Stem cells have the ability to escape cell cycle stop signals, which are similar to cancer cells. On the basis of cell cycle markers and genetic interactions, Harfield et al. reported that dicer-1 mutant germline stem cells were delayed in the G1 to S transition, which was dependent on the cyclin-dependent kinase inhibitor dacapo, suggesting that miRNAs were required for stem cells to bypass the normal G1/S checkpoint. The miRNA pathway might be part of a mechanism that made stem cells insensitive to environmental signals that normally stop the cell cycle at the G1/S transition [46].

Lu et al. used a bead-based flow cytometric miRNA expression profiling method to present a systematic expression analysis of miRNAs from human cancer samples, including colon, liver, pancreas and stomach cancers. The miRNA expression profiles were able to successfully classify poorly differentiated tumors. Their findings highlighted the potential of miRNA profiling in cancer diagnosis [47].

Analyzing the entire miRNAome in pituitary adenomas and in normal pituitary samples by microarray and RT-PCR, Bottoni et al. showed that miRNA expression could differentiate micro- from macro-adenomas and the treated from non-treated patient samples. Several miRNAs were involved in cell proliferation and apoptosis. Predictive miRNAs could be potentially useful diagnostic markers, improving the classification of pituitary adenomas [48].

With the application of in situ RT-PCR, Lee et al. showed that the aberrantly expressed miR-221, miR-301 and miR-376a were localized to pancreatic cancer cells but not to stroma or normal acini or ducts. Aberrant miRNA expression offered new clues to pancreatic tumorigenesis and might provide diagnostic biomarkers for pancreatic cancer [49].

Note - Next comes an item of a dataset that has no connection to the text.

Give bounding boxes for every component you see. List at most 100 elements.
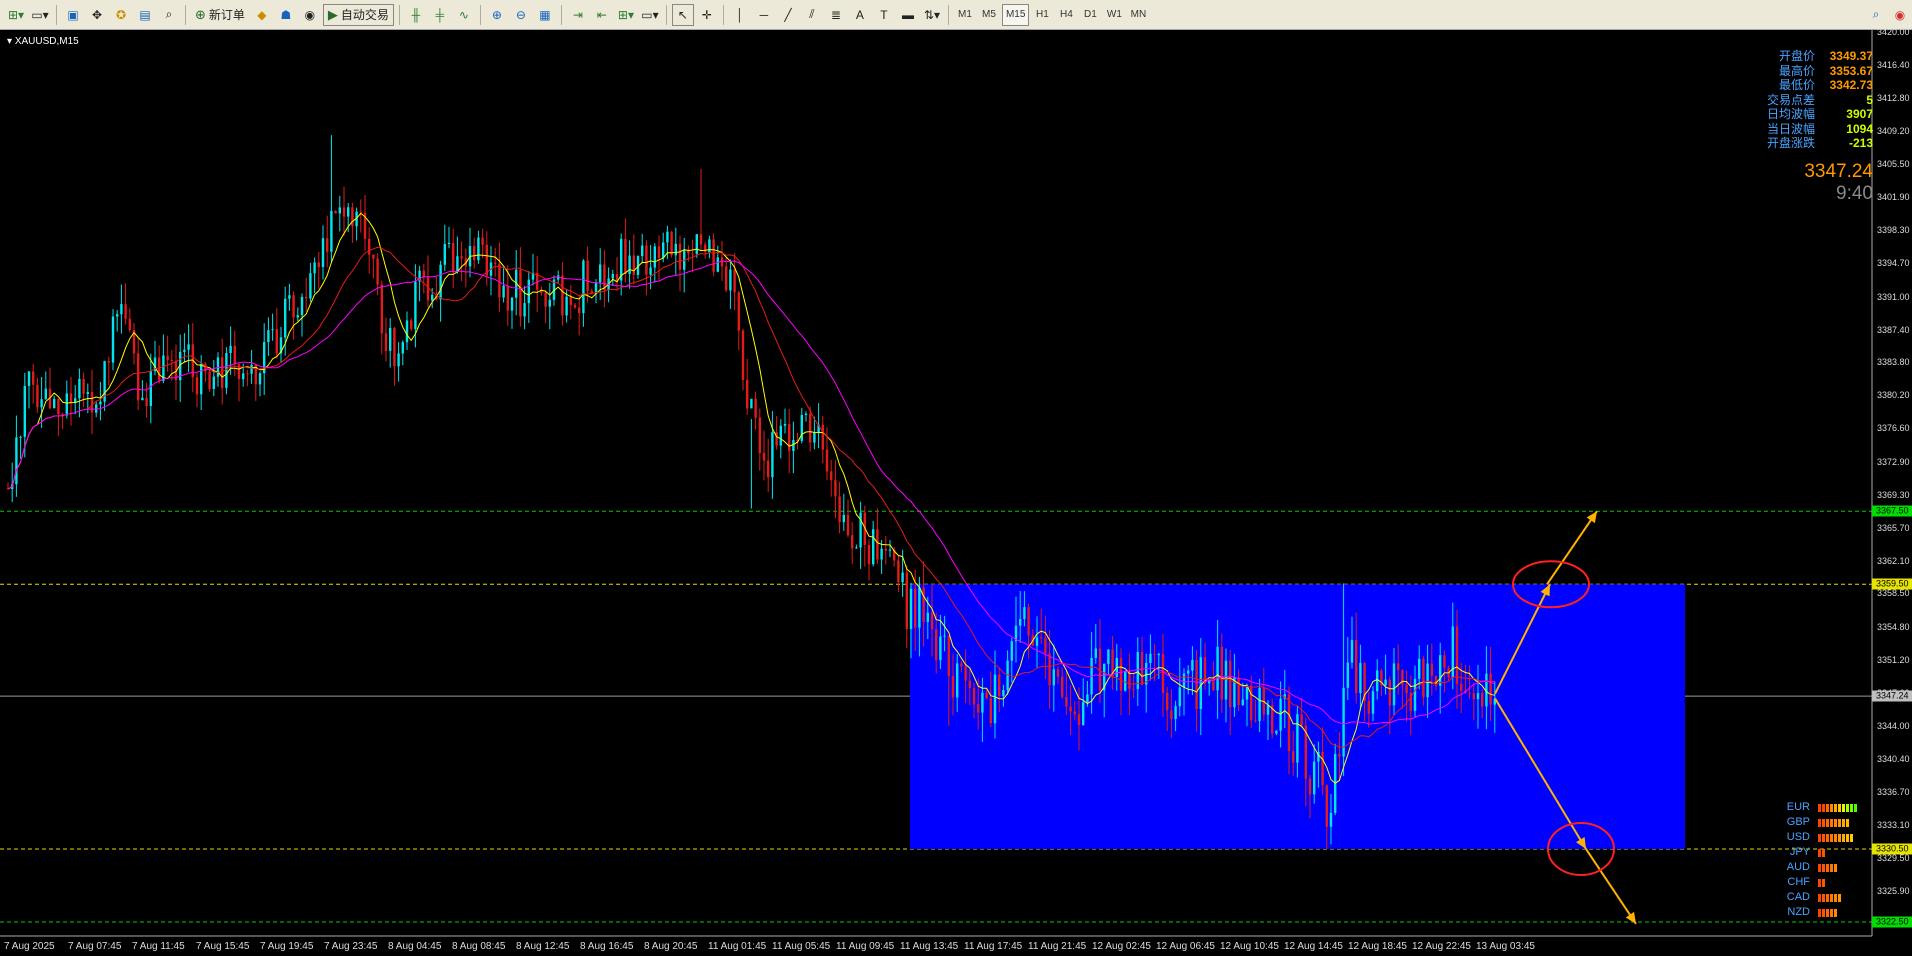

Takamizawa et al. reported that expression of let-7 miRNA was frequently reduced in human lung cancers, and that reduced let-7 miRNA expression was significantly associated with shorter postoperative survival. In addition, overexpression of let-7 miRNA in A549 lung adenocarcinoma cell line inhibited lung cancer cell growth in vitro. Their study reported the potential clinical and biological effects of let-7 miRNA alteration [50]. Yanaihara et al. identified miRNA expression profiles which could discriminate lung cancers from noncancerous lung tissues as well as molecular signatures that differed in tumor histology. High hsa-miR-155 and low hsa-let-7a-2 precursor miRNA expression were found to be correlated with poor survival of lung adenocarcinomas. Their results indicated that miRNA expression profiles were not just diagnostic markers, but also prognostic markers of lung cancer [51].

Roldo et al. showed that the overexpression of miR-21 in pancreatic tumors was strongly associated with both high Ki67 proliferation index and the presence of liver metastasis. Their results suggested that the alteration in miRNA expression was related to progression of malignancy [25]. On the other hand, Bloomston et al. compared the expression pattern of miRNAs in pancreatic cancer with those of normal pancreas and chronic pancreatitis using miRNA microarrays. Differentially expressed miRNAs were identified which could differentiate pancreatic cancer from normal pancreas, chronic pancreatitis, or both. High expression of miR-196a-2 was found to predict poor survival [52].